Is there any other way to split such a unicode string without breaking it as in the snippet bellow.
# -*- coding: utf-8 -*-
mystring = 'I have £300.'
alist = mystring.split()
alist = [item.decode("utf-8") for item in alist]
print "alist",alist
print "mystring.split()",mystring.split()
#I want to get [I,have,£300]
#I get: ['I', 'have', '\xc2\xa3300.']
Upvotes: 1
Views: 1197
Reputation: 50200
The problem is not with split()
. The real problem is that the handling of unicode in python 2 is confusing.

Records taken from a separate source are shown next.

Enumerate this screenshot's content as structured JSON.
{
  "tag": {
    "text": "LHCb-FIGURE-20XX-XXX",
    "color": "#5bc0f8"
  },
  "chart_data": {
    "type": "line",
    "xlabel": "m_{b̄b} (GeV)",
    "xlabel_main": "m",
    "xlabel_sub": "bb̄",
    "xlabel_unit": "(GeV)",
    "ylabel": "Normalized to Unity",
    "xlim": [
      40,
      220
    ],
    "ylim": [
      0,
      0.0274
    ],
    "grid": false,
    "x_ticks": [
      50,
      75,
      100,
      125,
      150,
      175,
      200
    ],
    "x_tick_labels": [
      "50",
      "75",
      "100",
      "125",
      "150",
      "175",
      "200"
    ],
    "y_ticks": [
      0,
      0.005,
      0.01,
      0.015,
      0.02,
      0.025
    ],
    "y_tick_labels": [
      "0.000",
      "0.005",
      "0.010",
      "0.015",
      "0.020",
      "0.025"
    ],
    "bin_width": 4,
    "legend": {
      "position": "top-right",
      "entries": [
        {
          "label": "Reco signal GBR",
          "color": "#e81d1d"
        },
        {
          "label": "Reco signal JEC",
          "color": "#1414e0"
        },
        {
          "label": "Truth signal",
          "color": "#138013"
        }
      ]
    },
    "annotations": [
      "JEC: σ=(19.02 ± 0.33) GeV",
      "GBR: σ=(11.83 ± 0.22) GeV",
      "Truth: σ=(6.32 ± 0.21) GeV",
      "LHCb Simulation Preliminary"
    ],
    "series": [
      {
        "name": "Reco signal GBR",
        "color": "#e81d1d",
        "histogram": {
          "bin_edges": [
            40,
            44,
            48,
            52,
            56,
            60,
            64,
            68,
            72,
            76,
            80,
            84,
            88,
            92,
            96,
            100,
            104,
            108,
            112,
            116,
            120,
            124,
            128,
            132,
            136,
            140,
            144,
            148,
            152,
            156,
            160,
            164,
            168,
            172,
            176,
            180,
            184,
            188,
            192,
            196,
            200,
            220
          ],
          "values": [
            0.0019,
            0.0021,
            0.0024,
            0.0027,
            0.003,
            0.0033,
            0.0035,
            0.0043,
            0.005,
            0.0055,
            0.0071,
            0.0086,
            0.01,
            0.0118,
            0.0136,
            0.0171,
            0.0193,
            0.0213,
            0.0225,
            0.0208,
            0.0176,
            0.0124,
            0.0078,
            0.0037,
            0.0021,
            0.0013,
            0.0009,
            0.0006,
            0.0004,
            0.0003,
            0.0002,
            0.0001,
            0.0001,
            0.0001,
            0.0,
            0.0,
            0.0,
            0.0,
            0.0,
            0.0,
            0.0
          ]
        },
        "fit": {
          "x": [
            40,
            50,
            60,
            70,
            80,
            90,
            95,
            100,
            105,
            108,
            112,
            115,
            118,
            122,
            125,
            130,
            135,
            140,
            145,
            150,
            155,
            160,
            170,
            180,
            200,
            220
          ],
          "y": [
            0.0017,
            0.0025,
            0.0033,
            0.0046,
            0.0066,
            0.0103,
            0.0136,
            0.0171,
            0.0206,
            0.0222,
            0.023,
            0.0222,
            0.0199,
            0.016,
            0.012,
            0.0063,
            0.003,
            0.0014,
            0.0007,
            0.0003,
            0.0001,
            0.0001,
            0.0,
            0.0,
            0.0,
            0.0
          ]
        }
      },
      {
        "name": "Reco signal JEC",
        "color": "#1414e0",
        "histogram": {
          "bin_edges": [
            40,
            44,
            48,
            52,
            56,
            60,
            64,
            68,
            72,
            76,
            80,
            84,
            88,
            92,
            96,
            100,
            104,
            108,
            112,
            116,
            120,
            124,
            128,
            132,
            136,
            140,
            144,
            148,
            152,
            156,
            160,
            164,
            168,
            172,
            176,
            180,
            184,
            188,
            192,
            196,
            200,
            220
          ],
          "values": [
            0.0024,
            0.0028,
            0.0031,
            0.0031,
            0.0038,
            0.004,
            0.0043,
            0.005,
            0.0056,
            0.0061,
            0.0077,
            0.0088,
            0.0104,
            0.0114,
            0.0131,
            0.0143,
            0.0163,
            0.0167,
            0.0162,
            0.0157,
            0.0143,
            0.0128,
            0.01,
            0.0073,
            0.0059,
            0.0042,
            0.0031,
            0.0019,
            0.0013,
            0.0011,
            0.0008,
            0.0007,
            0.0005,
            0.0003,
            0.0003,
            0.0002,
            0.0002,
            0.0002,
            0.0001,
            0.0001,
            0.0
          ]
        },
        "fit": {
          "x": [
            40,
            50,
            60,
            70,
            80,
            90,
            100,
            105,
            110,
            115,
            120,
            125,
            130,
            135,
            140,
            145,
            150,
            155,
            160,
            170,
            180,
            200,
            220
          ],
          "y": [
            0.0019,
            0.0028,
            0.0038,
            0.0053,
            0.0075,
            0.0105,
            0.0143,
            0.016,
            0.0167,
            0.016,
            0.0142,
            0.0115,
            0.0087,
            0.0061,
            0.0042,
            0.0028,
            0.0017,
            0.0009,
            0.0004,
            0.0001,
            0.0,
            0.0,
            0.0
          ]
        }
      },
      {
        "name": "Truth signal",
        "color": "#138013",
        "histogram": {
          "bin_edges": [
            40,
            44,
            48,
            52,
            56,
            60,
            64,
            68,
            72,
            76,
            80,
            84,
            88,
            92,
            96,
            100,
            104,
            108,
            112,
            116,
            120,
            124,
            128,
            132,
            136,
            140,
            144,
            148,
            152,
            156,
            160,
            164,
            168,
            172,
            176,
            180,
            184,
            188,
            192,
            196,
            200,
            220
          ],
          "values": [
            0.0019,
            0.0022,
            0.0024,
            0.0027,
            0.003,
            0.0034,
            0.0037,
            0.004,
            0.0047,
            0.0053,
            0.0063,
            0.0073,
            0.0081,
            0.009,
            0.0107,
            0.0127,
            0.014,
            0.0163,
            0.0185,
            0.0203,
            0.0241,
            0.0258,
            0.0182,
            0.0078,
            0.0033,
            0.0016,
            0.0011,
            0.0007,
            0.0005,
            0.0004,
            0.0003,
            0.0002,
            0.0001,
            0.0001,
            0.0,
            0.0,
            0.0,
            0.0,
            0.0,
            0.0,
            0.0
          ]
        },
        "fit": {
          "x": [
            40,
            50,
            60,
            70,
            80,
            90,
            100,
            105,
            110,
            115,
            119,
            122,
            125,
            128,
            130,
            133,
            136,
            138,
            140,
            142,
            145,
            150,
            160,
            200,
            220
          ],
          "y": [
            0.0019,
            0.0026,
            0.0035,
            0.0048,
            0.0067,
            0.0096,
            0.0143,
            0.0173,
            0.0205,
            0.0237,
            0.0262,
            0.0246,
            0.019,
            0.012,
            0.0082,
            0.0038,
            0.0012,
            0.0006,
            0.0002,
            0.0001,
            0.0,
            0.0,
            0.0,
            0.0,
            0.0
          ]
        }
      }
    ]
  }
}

The first line in your code produces a string, i.e. a sequence of bytes, which contains the utf-8 encoding of the symbol £
. You can confirm this by displaying the repr
of your original string:
>>> mystring
'I have \xc2\xa3300.'
The rest of the statements just do what you would expect them to with such input. If you want to work with unicode, create a unicode string to start with:
>>> mystring = u'I have £300.'
A far better solution, however, is to switch to Python 3. Wrapping your head around the semantics of unicode in python 2 is not worth the effort when there's such a superior alternative.
Upvotes: 1
Reputation: 113864
You are looking at a limitation of the way python 2 displays data.
Using python 2:
>>> mystring = 'I have £300.'
>>> mystring.split()
['I', 'have', '\xc2\xa3300.']
But, observe that it will print as you want:
>>> print(mystring.split()[2])
£300.
Using python 3, by contrast, it displays as you would like:
>>> mystring = 'I have £300.'
>>> mystring.split()
['I', 'have', '£300.']
A major reason to use python 3 is its superior handling of unicode.
Upvotes: 3